Quid de 2008 ? Pour Rodolphe Roche, gestionnaire de fonds chez Schroders, l’analyse doit être fine, par filière. “Pour le café, le tableau est extrêmement haussier simplement parce que les stocks sont extrêmement faibles et qu’en même temps la demande est en hausse”, a t-il dit. “Pour le sucre, je reste baissier. (...) Peut-être y a-t-il un effet de rattrapage, mais je ne vois pas de raison de changer de point de vue. Fondamentalement, le monde est inondé de sucre”, a t-il déclaré.

BOIS Depuis la fin novembre, les prix des grumes d’Afrique n’ont guère évolué. Des anciens stocks d’okoumé au Gabon inquiètent certains producteurs qui considèrent que cela pourrait perturber ces prix stables. En effet, la demande d’Asie et d’Europe est constante, sans à-coups. Le premier trimestre 2008 pourrait donc réserver des surprises.
Quant aux bois sciés, l’étroitesse de l’offre soutient les prix : les disponibilités en sapelli et en d’autres essences dans le Nord du Congo Brazzaville et de la République Centrafricaine seraient faibles. Globalement, ces derniers mois, les prix des sciages ont été affectés par des changements brutaux dans la demande, ce qui a créé une plus grande volatilité.

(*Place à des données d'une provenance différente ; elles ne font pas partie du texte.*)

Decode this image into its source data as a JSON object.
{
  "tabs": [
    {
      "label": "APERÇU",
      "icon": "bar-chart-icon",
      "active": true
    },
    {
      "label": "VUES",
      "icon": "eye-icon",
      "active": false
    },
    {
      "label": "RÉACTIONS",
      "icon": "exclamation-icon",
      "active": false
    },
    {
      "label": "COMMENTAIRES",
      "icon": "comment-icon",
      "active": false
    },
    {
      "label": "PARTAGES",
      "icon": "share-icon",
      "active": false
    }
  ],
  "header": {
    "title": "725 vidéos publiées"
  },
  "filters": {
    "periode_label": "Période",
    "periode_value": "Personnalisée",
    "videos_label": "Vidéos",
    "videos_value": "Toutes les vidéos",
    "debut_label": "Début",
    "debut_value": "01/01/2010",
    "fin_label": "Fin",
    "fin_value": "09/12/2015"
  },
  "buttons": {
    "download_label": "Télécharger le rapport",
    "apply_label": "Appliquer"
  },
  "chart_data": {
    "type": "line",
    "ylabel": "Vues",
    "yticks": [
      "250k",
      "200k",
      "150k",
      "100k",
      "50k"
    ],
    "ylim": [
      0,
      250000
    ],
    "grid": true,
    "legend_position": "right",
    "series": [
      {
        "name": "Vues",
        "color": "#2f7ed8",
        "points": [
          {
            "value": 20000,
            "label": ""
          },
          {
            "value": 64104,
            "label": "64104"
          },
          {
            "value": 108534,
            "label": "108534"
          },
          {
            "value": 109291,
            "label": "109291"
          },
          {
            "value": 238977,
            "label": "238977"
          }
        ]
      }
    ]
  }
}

CACAO. Les cours du cacao sur le marché de New York ont fortement augmenté cette semaine, suivant en cela un mouvement haussier ces derniers jours sur l’ensemble des matières premières agricoles.
Au Cameroun, la hausse des cours internationaux a permis au prix bord champ payé à Kumba, dans la province du Sud-Ouest, là d’où émane la moitié de la production cacaoyère du pays, de grimper à FCFA 720 le kilo en décembre contre 680 au mois de novembre. Cela faisait 10 ans que les coopératives n’avaient pas perçu des prix aussi élevés ! Dans la province du Centre, ils ont même touché les 750 francs. Mais à Konye, au Nord-Est de Kumba, ils sont restés sous les 700 francs à FCFA 650-675. Les pluies, anormalement longues, ont enfin cessé, facilitant le séchage des fèves et facilitant l’acheminement par route de la production jusqu’aux ports. Rappelons que le Cameroun a récolté 179 239 t en 2006/07.
En Côte d’Ivoire, les prix sont aussi en hausse mais à des niveaux nettement inférieurs, touchant au mieux les FCFA 500-550 bord champ. La demande est forte de la part des acheteurs bord champ car les volumes ont été très faibles entre septembre et novembre, essentiellement à cause des dégâts causés par la pourriture noire (black pod) qui avait sévi en juillet.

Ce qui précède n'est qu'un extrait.